Central Banks Liken Digital Money Push to 19th Century Cash Feud

(Bloomberg) — Central banks across the globe are drawing lessons from 19th century history in their push for modern payment technologies, according to the chief of Sweden’s Riksbank, the world’s oldest central bank. 

The use case for central bank-issued digital currencies (CBDC) — such as the digital yuan or the digital euro being studied in China and Europe — arises from a similar dilemma faced by monetary authorities in the late 1800s. Both then and now, central banks had to assert their footprint in money supply, Riksbank chief Stefan Ingves argued in a panel moderated by Bloomberg’s Stephanie Flanders on Tuesday.

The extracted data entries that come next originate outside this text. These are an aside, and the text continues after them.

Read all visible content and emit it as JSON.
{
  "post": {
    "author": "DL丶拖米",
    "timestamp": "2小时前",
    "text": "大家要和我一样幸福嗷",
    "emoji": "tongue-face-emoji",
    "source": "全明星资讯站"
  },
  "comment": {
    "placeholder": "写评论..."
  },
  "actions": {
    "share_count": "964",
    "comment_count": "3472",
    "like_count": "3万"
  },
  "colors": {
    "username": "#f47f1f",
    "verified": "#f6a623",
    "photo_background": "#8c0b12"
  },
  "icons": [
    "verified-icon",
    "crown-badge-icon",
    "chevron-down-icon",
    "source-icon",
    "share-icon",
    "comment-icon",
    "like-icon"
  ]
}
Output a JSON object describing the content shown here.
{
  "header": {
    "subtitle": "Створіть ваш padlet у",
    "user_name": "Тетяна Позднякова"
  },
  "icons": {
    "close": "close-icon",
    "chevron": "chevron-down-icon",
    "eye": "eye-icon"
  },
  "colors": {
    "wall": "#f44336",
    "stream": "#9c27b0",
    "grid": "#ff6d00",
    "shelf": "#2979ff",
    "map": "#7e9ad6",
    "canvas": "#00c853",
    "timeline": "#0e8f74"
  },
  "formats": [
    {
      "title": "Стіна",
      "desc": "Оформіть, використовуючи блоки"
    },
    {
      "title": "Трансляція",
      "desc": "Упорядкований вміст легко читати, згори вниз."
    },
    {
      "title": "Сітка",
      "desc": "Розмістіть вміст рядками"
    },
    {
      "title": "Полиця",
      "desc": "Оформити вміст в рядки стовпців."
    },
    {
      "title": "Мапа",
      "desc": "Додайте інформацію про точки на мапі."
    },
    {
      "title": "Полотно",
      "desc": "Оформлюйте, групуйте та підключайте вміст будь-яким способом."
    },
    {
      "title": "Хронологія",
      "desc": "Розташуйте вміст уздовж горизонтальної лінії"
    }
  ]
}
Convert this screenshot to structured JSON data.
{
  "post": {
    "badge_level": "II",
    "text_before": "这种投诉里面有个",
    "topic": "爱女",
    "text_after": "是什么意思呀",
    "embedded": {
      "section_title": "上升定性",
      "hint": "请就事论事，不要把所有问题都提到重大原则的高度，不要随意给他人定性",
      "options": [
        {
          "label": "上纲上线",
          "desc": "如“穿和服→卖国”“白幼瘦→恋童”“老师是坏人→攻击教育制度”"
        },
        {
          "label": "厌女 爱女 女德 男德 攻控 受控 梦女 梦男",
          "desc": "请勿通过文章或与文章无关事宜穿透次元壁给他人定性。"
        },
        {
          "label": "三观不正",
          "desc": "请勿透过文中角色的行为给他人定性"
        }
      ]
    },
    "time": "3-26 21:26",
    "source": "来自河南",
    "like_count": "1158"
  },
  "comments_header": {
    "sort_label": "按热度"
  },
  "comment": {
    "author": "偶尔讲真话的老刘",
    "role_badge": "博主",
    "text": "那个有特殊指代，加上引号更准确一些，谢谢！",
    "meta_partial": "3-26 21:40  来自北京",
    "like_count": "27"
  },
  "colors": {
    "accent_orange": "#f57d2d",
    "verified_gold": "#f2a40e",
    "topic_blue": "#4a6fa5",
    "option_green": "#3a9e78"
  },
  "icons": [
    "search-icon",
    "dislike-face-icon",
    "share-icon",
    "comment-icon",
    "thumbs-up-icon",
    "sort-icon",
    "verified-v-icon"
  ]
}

“About a hundred years ago, every sovereign state decided that the government should have a monopoly on the production of money. The reason was that only the government could provide a currency that trades at par with no questions asked” and isn’t subject to bank runs, said Gary Gorton, a professor at the Yale School of Management who spoke alongside Ingves. 

“The question of whether states should have monopoly over money production has arisen again,” Gorton said.

In the past, it was common for consumers and businesses in many parts of the world to transact using numerous privately-issued banknotes and coins, frequently causing conversion and settlement headaches. Monopolizing currency issuance established a division of labor between central banks and commercial institutions that is common today, where the latter focus on lending.

Yet declining cash use and a flood of new payment technologies means the bulk of money transacted by consumers is actually no longer issued by central banks. Instead, electronic money on bank accounts marks a liability of commercial banks. The growing popularity of cryptoassets like Bitcoin or stablecoins may pose yet another challenge to central banks’ control of the means of payment.

“In the old days everything was on paper. Now we’re moving into another world where nothing will be on paper,” Ingves said. Central banks should not let go of the structure established more than a century ago, he argued, because “if history gives us any guidance, that’s a bad idea.” 

“We need to ensure we can maintain the exchange rate between central bank money and private sector money,” he said. Otherwise “you end up with serious problems in the system, and those were exactly the problems that we had in the 1800s when banks issued all sorts of notes and coins on their own.”